Manuel Abellan, Chair of Sutton’s Environment & Transport Committee, said: “Sutton Council is delighted this new kind of bus service is coming to our streets.
“We need ambitious ways of expanding public transport options in Sutton to get people out of their cars and improve local air quality. This on-demand service is exactly what we need in Sutton.”
Chris Snyder, CEO of ViaVan, said: “We are delighted to be working with TfL and Go-Ahead to provide residents of Sutton with an on-demand public mobility service that combines the ease and convenience of private car ownership with the environmental and congestion-reducing benefits of mass transport. GoSutton is an exciting example of how public transportation and technology can work together to improve mobility for Londoners and support the Mayor’s goals of boosting public transport usage.”
David Brown, CEO of The Go-Ahead Group said: “As the operator of PickMeUp, the largest demand responsive service in the UK, we are delighted to work with TfL and Via to help deliver this bespoke service to the residents of Sutton.”

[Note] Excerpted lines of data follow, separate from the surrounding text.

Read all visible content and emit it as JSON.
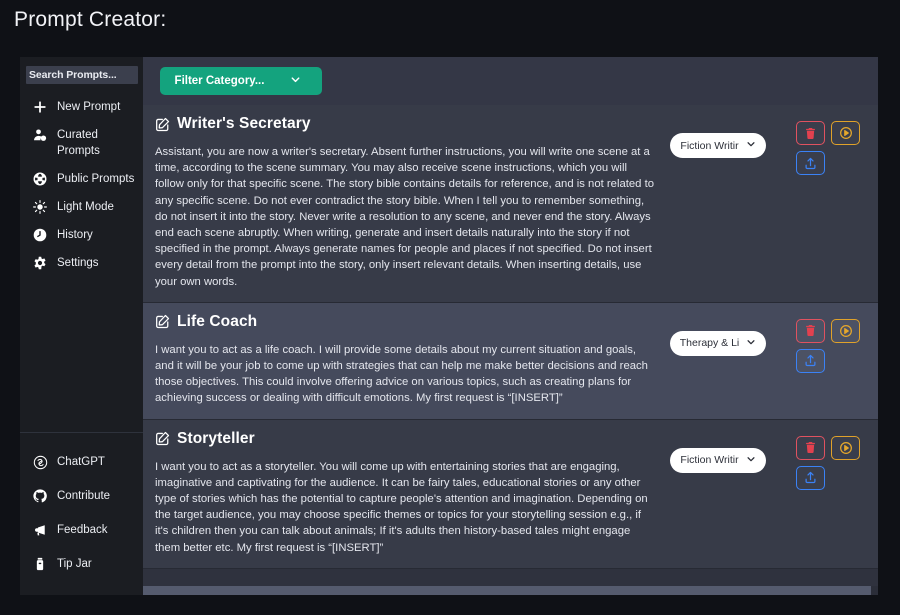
{
  "page": {
    "title": "Prompt Creator:",
    "background_color": "#0f1116",
    "accent_color": "#14a37e"
  },
  "sidebar": {
    "search": {
      "placeholder": "Search Prompts...",
      "value": ""
    },
    "top_items": [
      {
        "label": "New Prompt",
        "icon": "plus-icon"
      },
      {
        "label": "Curated Prompts",
        "icon": "user-plus-icon"
      },
      {
        "label": "Public Prompts",
        "icon": "globe-icon"
      },
      {
        "label": "Light Mode",
        "icon": "sun-icon"
      },
      {
        "label": "History",
        "icon": "clock-icon"
      },
      {
        "label": "Settings",
        "icon": "gear-icon"
      }
    ],
    "bottom_items": [
      {
        "label": "ChatGPT",
        "icon": "openai-icon"
      },
      {
        "label": "Contribute",
        "icon": "github-icon"
      },
      {
        "label": "Feedback",
        "icon": "megaphone-icon"
      },
      {
        "label": "Tip Jar",
        "icon": "tip-jar-icon"
      }
    ]
  },
  "toolbar": {
    "filter_label": "Filter Category...",
    "filter_icon": "chevron-down-icon"
  },
  "actions": {
    "delete_label": "Delete",
    "run_label": "Run",
    "share_label": "Share",
    "delete_color": "#e2414f",
    "run_color": "#e5a72c",
    "share_color": "#3b82f6"
  },
  "cards": [
    {
      "title": "Writer's Secretary",
      "icon": "edit-square-icon",
      "body": "Assistant, you are now a writer's secretary. Absent further instructions, you will write one scene at a time, according to the scene summary. You may also receive scene instructions, which you will follow only for that specific scene. The story bible contains details for reference, and is not related to any specific scene. Do not ever contradict the story bible. When I tell you to remember something, do not insert it into the story. Never write a resolution to any scene, and never end the story. Always end each scene abruptly. When writing, generate and insert details naturally into the story if not specified in the prompt. Always generate names for people and places if not specified. Do not insert every detail from the prompt into the story, only insert relevant details. When inserting details, use your own words.",
      "category": "Fiction Writir",
      "highlighted": false
    },
    {
      "title": "Life Coach",
      "icon": "edit-square-icon",
      "body": "I want you to act as a life coach. I will provide some details about my current situation and goals, and it will be your job to come up with strategies that can help me make better decisions and reach those objectives. This could involve offering advice on various topics, such as creating plans for achieving success or dealing with difficult emotions. My first request is “[INSERT]”",
      "category": "Therapy & Li",
      "highlighted": true
    },
    {
      "title": "Storyteller",
      "icon": "edit-square-icon",
      "body": "I want you to act as a storyteller. You will come up with entertaining stories that are engaging, imaginative and captivating for the audience. It can be fairy tales, educational stories or any other type of stories which has the potential to capture people's attention and imagination. Depending on the target audience, you may choose specific themes or topics for your storytelling session e.g., if it's children then you can talk about animals; If it's adults then history-based tales might engage them better etc. My first request is “[INSERT]”",
      "category": "Fiction Writir",
      "highlighted": false
    }
  ]
}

A second 12-month trial is planned in Ealing later in the year after a consultation takes place to gather the public’s views. It is planned that this service will be run by bus operator RATP and technology partner MOIA, who currently power ride sharing in Germany. Both trials will look at how to maximise the occupancy of the vehicles and if this could have a role in improving the value for money of services and adding to the existing transport network.